You have tons of options for socializing your puppy, you just have to be a little creative. Someone with more experience may correct me, but I believe your number one concern is to keep your puppy away mainly from places where other dogs and wild animals may have relieved themselves. If you have a concern, just carry him around mostly.

When Duncan was a puppy, I took a pocket full of treats and he went everywhere I could think of. Your ideas were great, take a folding lawn chair and sit in front of the grocery store or Target. My favorites were the public library and to my kids' activities like dance class and the bus stop. I asked anyone who showed any interest in him to give him a treat when he performed "sit". He is very, very good about not jumping on strangers and I credit this to his early training to sit for strangers. 

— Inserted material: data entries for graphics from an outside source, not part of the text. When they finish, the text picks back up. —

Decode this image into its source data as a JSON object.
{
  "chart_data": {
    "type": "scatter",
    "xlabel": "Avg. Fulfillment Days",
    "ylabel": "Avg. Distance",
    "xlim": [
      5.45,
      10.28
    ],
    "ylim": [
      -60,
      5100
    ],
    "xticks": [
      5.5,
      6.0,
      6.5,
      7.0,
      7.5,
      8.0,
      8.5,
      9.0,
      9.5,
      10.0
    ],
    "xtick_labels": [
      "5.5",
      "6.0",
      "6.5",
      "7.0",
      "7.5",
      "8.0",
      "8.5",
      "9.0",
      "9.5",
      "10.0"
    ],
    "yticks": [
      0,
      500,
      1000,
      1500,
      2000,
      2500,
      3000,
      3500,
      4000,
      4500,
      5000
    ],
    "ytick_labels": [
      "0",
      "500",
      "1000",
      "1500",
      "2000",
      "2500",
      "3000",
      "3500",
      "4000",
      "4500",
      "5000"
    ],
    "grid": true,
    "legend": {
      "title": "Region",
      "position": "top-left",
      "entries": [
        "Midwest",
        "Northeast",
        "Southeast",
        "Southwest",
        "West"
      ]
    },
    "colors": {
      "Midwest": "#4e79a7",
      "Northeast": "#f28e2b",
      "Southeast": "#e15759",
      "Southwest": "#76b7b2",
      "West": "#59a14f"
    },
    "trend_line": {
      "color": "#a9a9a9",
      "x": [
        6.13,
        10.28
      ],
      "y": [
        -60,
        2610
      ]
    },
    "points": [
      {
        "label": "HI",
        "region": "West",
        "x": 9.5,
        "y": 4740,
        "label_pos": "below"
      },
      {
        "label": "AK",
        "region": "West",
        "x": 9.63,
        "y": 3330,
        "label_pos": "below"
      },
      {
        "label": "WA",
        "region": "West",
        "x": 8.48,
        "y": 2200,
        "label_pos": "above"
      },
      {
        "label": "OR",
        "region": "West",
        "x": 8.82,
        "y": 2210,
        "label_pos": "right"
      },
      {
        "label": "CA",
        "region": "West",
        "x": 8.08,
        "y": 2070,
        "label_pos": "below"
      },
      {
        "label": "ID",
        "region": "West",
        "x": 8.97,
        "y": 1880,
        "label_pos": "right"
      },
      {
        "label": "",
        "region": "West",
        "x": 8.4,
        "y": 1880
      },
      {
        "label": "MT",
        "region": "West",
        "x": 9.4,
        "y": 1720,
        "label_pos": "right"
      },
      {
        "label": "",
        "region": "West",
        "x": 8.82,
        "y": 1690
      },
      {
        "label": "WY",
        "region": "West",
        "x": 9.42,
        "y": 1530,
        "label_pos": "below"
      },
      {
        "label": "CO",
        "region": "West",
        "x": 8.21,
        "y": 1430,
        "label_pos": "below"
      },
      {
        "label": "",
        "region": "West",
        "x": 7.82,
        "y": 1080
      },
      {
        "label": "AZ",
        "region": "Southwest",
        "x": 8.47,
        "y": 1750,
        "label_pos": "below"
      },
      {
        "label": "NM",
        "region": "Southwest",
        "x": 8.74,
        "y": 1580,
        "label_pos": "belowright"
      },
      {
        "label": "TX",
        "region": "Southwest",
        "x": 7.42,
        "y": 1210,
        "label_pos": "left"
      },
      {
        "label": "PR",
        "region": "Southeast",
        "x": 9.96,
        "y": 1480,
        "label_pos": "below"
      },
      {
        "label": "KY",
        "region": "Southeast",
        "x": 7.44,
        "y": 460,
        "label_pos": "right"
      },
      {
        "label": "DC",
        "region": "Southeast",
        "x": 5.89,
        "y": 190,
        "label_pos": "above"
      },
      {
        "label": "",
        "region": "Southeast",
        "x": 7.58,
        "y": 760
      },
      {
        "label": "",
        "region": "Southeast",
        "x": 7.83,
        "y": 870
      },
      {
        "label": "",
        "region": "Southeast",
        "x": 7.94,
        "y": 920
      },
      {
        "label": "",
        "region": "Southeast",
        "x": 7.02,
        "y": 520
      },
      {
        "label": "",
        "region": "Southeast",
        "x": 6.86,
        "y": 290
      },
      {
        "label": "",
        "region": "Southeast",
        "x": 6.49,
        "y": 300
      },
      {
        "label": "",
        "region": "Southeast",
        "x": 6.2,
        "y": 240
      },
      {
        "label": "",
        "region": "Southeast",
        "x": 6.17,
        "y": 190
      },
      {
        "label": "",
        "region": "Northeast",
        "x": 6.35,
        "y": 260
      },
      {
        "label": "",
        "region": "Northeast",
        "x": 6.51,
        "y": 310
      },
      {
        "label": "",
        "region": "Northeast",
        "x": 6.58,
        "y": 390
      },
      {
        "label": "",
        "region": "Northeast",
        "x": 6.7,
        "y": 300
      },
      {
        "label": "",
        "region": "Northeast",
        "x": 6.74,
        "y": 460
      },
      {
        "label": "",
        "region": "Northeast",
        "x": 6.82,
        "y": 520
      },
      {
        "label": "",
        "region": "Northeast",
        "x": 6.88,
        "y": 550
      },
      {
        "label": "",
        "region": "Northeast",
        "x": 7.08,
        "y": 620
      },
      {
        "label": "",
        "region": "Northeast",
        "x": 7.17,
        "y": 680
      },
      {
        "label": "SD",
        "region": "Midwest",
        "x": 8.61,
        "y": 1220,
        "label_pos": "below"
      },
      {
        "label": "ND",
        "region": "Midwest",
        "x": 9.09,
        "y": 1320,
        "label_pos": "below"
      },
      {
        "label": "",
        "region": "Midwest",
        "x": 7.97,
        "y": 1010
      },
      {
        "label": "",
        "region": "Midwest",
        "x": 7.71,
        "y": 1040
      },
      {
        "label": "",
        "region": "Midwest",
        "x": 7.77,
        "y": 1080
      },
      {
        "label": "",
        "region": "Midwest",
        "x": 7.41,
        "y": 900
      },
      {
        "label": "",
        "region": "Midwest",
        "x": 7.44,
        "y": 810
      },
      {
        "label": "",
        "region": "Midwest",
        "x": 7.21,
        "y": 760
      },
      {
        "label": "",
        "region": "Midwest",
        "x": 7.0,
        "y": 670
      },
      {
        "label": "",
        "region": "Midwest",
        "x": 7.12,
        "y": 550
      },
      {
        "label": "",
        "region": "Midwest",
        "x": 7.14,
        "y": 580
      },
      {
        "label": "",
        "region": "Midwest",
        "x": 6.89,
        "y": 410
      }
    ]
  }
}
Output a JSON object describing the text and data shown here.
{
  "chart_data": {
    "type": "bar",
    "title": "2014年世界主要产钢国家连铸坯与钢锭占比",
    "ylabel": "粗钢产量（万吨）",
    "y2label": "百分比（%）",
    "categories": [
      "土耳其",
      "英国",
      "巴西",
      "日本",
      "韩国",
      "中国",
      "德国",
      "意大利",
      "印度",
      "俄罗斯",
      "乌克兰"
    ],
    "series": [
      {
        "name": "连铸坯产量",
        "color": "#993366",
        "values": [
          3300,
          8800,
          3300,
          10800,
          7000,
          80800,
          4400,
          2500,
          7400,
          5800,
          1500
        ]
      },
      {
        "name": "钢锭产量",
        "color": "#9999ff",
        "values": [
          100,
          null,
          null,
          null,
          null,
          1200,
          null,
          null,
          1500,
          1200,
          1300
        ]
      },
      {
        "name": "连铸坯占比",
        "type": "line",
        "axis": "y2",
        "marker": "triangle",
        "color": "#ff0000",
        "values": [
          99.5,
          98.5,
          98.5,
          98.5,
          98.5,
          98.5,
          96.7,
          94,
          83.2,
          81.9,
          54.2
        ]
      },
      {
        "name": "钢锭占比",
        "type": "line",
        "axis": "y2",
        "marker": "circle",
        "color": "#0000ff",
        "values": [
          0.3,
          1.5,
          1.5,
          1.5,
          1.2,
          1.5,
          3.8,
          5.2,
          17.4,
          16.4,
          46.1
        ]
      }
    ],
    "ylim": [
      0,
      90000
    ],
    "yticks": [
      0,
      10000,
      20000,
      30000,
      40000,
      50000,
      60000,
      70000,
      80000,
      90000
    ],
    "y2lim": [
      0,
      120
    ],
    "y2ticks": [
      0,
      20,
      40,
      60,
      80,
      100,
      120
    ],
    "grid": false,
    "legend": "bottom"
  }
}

My breeder told me any experience that takes him outside the norm is beneficial.... going through the carwash, running errands, anything. All of these are good and the treats help make them positive experiences. Just remember to bring a towel and plastic bags to clean up any messes and chew toys so he's not chewing on you or your car. This can be a good time to let him get used to riding in a crate in the car. This is great for safety and so you can leave him in the car while you go inside places he can't. A puppy brought home in the cooler months has this advantage over a summer puppy.

Have fun!!!!


----------



## Alfie's Girl (May 6, 2010)

Hi

You can take Tulo lots of places before he has had his shots! Take him in the car when you go on short trips, take him to your friends houses, take him to pet shops (but carry him in your arms!) If you have friends with dogs and you know that their dogs are healthy and have all the shots up to date then you can socialise Tulo with them! It's right to be careful but socialising him is also very important. Basically if you take him somewhere where there could have been dogs then carry him! 

Good luck!


----------



## BetterThanYourBentley (Oct 16, 2010)

So after the puppies have all 3 sets of shots then you can take them to places and let them walk?


----------



## Alfie's Girl (May 6, 2010)

BetterThenYourBentley said:


> So after the puppies have all 3 sets of shots then you can take them to places and let them walk?


Yes that's right! Usually you will have to wait a full week after the last round of shots for your pup to be fully protected. After that you can let them walk anywhere and mingle with other dogs.


----------



## BetterThanYourBentley (Oct 16, 2010)

K thanks... i pick my little guy up in two weeks... go meet him on sunday!!


----------